Cachaceiro frito. Jeremy Joseph na rave.

Mais uma vez, eu fui dar uns bordejos no Rio de Janeiro para conhecer todas as possibilidades que só a Cidade Maravilhosa pode me proporcionar.

Estava em casa sem fazer nada e me veio o convite: “Aí, irmão, vamos pro Rio?” Então saímos de Vila Velha, ES eu e Ivo Neuman (ele mesmo, o maluco do TRETA) com destino ao Rio de Janeiro para curtir uma rave (pronuncia-se “reive”). Fomos com a cara, a coragem e o Carlos Carbura Miranda, lendário Unozinho propriedade do Ivo, apenas com poucas roupas na bagagem, reservas em um albergue, alguns telefones de amigos e parentes e muita disposição.

Grande Lapa

Bairro da Lapa

Viagem tranquila, chegamos ao nosso destino já no meio da noite e tivemos a primeira boa surpresa: a mulher mais incrível que já cruzou nossos caminhos nos esperava para nos oferecer um apartamento aconchegante, bem montado e no coração da Lapa, bairro boêmio da cidade. Sem falar no endereço, que não poderia ser mais apropriado: Rua dos Inválidos, ao lado do IML (Instituto Médico Legal). Qualquer coisa, era só mudar de cama!

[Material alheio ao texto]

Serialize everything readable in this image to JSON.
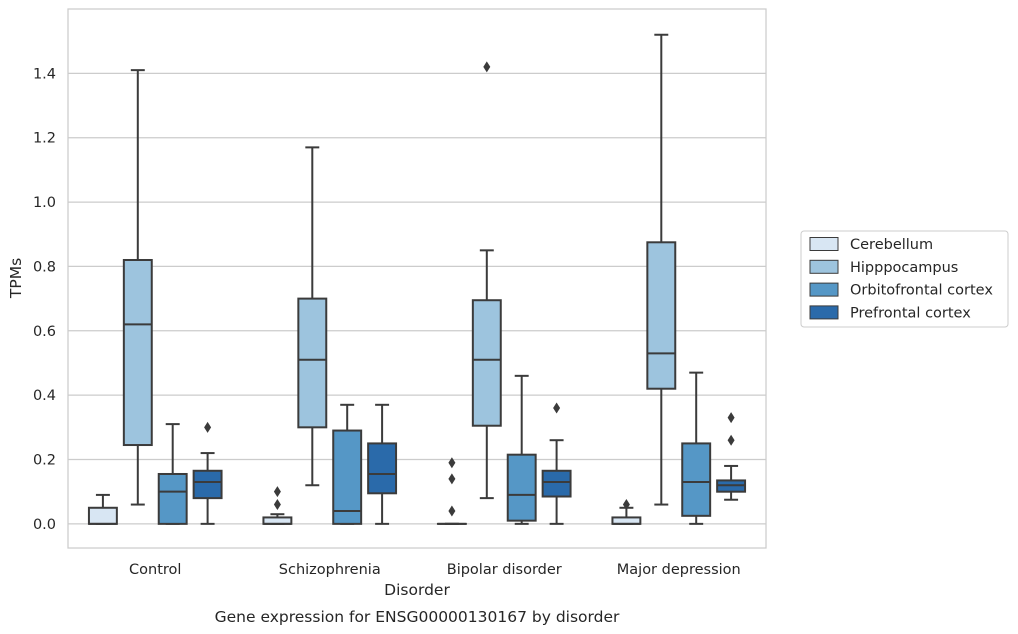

Como não poderia deixar de ser, foi só o tempo de jogar as coisas no apê, tomar um banho e aproveitar o que restava da noite no Lapa 40°. Um lugar muito bem estruturado, muita gente bonita, caipirinhas bem feitas e uma caipivodka de maracujá digna de várias repetições. Fomos embora junto com os primeiros raios de sol e com o lixo que era posto para fora. Algumas horas mais tarde nos prepararíamos para a tal rave.

Como bom anfitrião da cachaça

Passei o dia mostrando algumas de minhas melhores receitas com cachaça para os amigos, jogamos conversa fora e à noite fomos junto com nossa maravilhosa anfitriã e alguns amigos em direção ao inesperado Clube Ginástico Desportivo do Rio de Janeiro, lugar onde aconteceria a rave. Chegando lá, começou a despencar o céu sobre nossas cabeças. Era muita água! Mesmo assim, as pessoas pareciam não se importar muito e eu menos ainda. Procurei logo alguma coisa para beber e como não tinha nada com cachaça e as únicas opções eram cerveja e água mineral, Não me restou outra alternativa: fiquei com os dois!

Foto Infinity

No campo de futebol society, muita decoração psicodélica brilhando sob a luz negra, dark psytrance rolando solto até que a chuva falou mais alto e calou o equipamento dos DJs depois de dar curto-circuito em algumas fiações. Mais de uma hora com o som externo parado, chuva na cabeça, cervejas para dentro, belas mulheres ao redor, outros ambientes (sem chuva) bombando e muita gente diferente por toda parte. Depois de várias cervejas o som voltou mais pesado do que antes e o álcool deu seu recado me fazendo dançar e pular noritmo daquelas batidas e o gramado sintético foi providencial. Pular naquele piso macio foi bem agradável.

Tuntz tuntz tuntz…

Ivo Neuman, outro que poderia muito bem se juntar ao time de escritores do Papo de Bar, dançava, bebia e fazia fotos e vídeos animadamente, nossa belíssima anfitriã não escondia a expressão de estranheza ao ver toda aquela “espontaneidade” e os outros integrantes de nossa turma perfeitamente ambientados. Lá pelas tantas, com o sol já alto, as cervejas não ditavam mais o tom, mas sim a música, que a partir daquele momento já era nosso combustível.

Depois de sermos levados junto com o lixo mais uma vez, pegamos um táxi (porque bebedor consciente é o que não dirige depois) e ainda sobrou energia para ir ao Maracanã, mas isso fica para outro post.